Он взял прялку за веретено и, как шило, аккуратно ткнул острым концом в то место, куда указывала нить. Бархат затрещал, будто рвалась не ткань, а сама плёнка реальности. Разрез получился ровным, без бахромы. Из него пахнуло другим воздухом – пахнущим пылью, но живой пылью библиотек, сухими цветами и слабым ароматом яблочной пастилы.
За разрезом виднелась комната. Не его комната. Маленькая, заставленная книгами и заваленная хрустальными безделушками. В кресле-качалке у окна, завешенного плотной шторой, сидел старик. Он был не призраком, а плотным, материальным. Он чистил апельсин, и длинная-предлинная цедра спиралью падала в стоящую на полу чашу. Он не смотрел на Лёньку, но говорил, ровно и спокойно, будто ждал его:
– Зашнуровался в нашу паутину, паучок? Осторожнее, нить порвёшь – упадёшь. И Сторож подберёт. Он любит, когда что-то падает.
Лёнька стоял на пороге разреза, одной ногой в тёмном коридоре, другой – в этой уютной, застывшей комнате.
– Кто вы? – выдавил он.
– Смотритель. Коллекционер. Пленник – смотря с какой стороны посмотреть. – Старик отломил дольку апельсина, но не съел, а положил на раскрытую книгу на столике. – Я собираю вещи, которые мир теряет на поворотах. Вздохи, не долётевшие до ушей. Тени от угасших звёзд. И… кусочки дорог, подобной твоей. Садись. Он не войдёт сюда. Пока ты не разорвёшь нить.
Лёнька сделал шаг внутрь. Разрез сзади него не исчез, но стал похож на тёмную картину, висящую в воздухе. Он чувствовал, как сквозь него тянется та самая серебристая нить, связывающая его с клубком, с прялкой, с домом.
– Он… Сторож… что он такое?
– Голод, – просто ответил старик, наконец подняв на него глаза. Глаза были цвета мутного аквамарина, слишком ясные для такого старого лица. – Тот самый, который ты носишь в себе. Только вывернутый наизнанку. Ты голоден по Луне. Он голоден по тем, кто посмел к ней прикоснуться. Ты – нарушитель диеты вселенной, мальчик. А он – её белые кровяные тельца. Только очень, очень злые.
– Я не хотел… я просто…
– Хотел, – старик улыбнулся. Его улыбка была печальной и понимающей. – Очень сильно хотел. Это и есть билет на эту дорогу. Сильное, неукротимое хотение, направленное на запретную полку. Твоя бабка знала. Она припасла тебе инструмент. Древний. Для Лунопрядов.
– Лунопрядов?
– Тех, кто прядут нити из лунного света и ткут из них дороги между мирами. Их почти не осталось. Их съели. – Он кивнул в сторону тёмного разреза. – Или они сами стали Сторожами от отчаяния.

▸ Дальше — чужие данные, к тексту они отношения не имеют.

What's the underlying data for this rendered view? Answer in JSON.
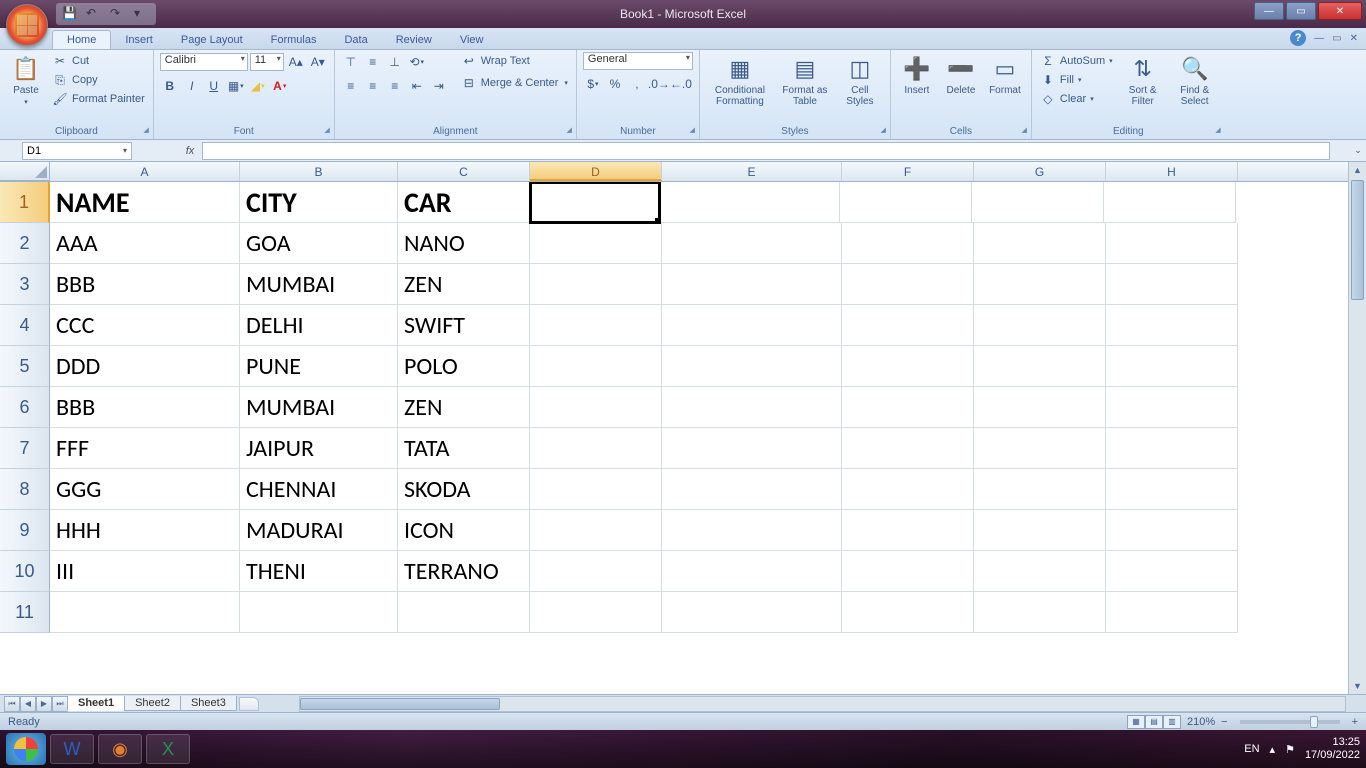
{
  "window": {
    "title": "Book1 - Microsoft Excel"
  },
  "qat": {
    "save": "💾",
    "undo": "↶",
    "redo": "↷"
  },
  "tabs": {
    "home": "Home",
    "insert": "Insert",
    "page_layout": "Page Layout",
    "formulas": "Formulas",
    "data": "Data",
    "review": "Review",
    "view": "View"
  },
  "ribbon": {
    "clipboard": {
      "paste": "Paste",
      "cut": "Cut",
      "copy": "Copy",
      "painter": "Format Painter",
      "label": "Clipboard"
    },
    "font": {
      "name": "Calibri",
      "size": "11",
      "label": "Font"
    },
    "alignment": {
      "wrap": "Wrap Text",
      "merge": "Merge & Center",
      "label": "Alignment"
    },
    "number": {
      "format": "General",
      "label": "Number"
    },
    "styles": {
      "cond": "Conditional Formatting",
      "table": "Format as Table",
      "cell": "Cell Styles",
      "label": "Styles"
    },
    "cells": {
      "insert": "Insert",
      "delete": "Delete",
      "format": "Format",
      "label": "Cells"
    },
    "editing": {
      "sum": "AutoSum",
      "fill": "Fill",
      "clear": "Clear",
      "sort": "Sort & Filter",
      "find": "Find & Select",
      "label": "Editing"
    }
  },
  "namebox": "D1",
  "columns": [
    "A",
    "B",
    "C",
    "D",
    "E",
    "F",
    "G",
    "H"
  ],
  "selected_col_idx": 3,
  "selected_row_idx": 0,
  "sheet": {
    "headers": [
      "NAME",
      "CITY",
      "CAR"
    ],
    "rows": [
      [
        "AAA",
        "GOA",
        "NANO"
      ],
      [
        "BBB",
        "MUMBAI",
        "ZEN"
      ],
      [
        "CCC",
        "DELHI",
        "SWIFT"
      ],
      [
        "DDD",
        "PUNE",
        "POLO"
      ],
      [
        "BBB",
        "MUMBAI",
        "ZEN"
      ],
      [
        "FFF",
        "JAIPUR",
        "TATA"
      ],
      [
        "GGG",
        "CHENNAI",
        "SKODA"
      ],
      [
        "HHH",
        "MADURAI",
        "ICON"
      ],
      [
        "III",
        "THENI",
        "TERRANO"
      ]
    ]
  },
  "sheets": {
    "s1": "Sheet1",
    "s2": "Sheet2",
    "s3": "Sheet3"
  },
  "status": {
    "ready": "Ready",
    "zoom": "210%",
    "lang": "EN"
  },
  "clock": {
    "time": "13:25",
    "date": "17/09/2022"
  }
}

Лёнька сжал прялку так, что кости побелели.
– Что мне делать?
– Идти до конца. Найти сердцевину. Съесть её. Или быть съеденным. Другого выбора Дорога не даёт. Она как поток: он либо несёт тебя, либо ты тонешь. – Старик вздохнул и указал на дольку апельсина на книге. – Возьми. Это не еда. Это память о солнце. Она даст тебе немного твёрдости. Там, куда ты идёшь, твёрдого мало. Всё течёт, всё обманчиво.
Лёнька медленно взял дольку. Она была тёплой и пахла так ярко, так вызывающе-обычно, что на глаза навернулись слёзы. Он положил её в рот. Вкус был взрывным. Вкус лета, безопасности, простого счастья. И на миг дрожь в костях утихла, вытесненная этим теплом.
– Спасибо, – прошептал он.
– Не благодари. Всё имеет цену. Теперь твоя дорога будет пахнуть апельсинами. И ему, – старик кивнул в сторону коридора, – этот запах ненавистен. Это маленькое преимущество. Теперь иди. Твой клубок разматывается дальше. Он ведёт тебя к следующей прорехе. К «Месту, где спят зеркала». Будь осторожен со своим отражением там. Оно может оказаться голоднее тебя.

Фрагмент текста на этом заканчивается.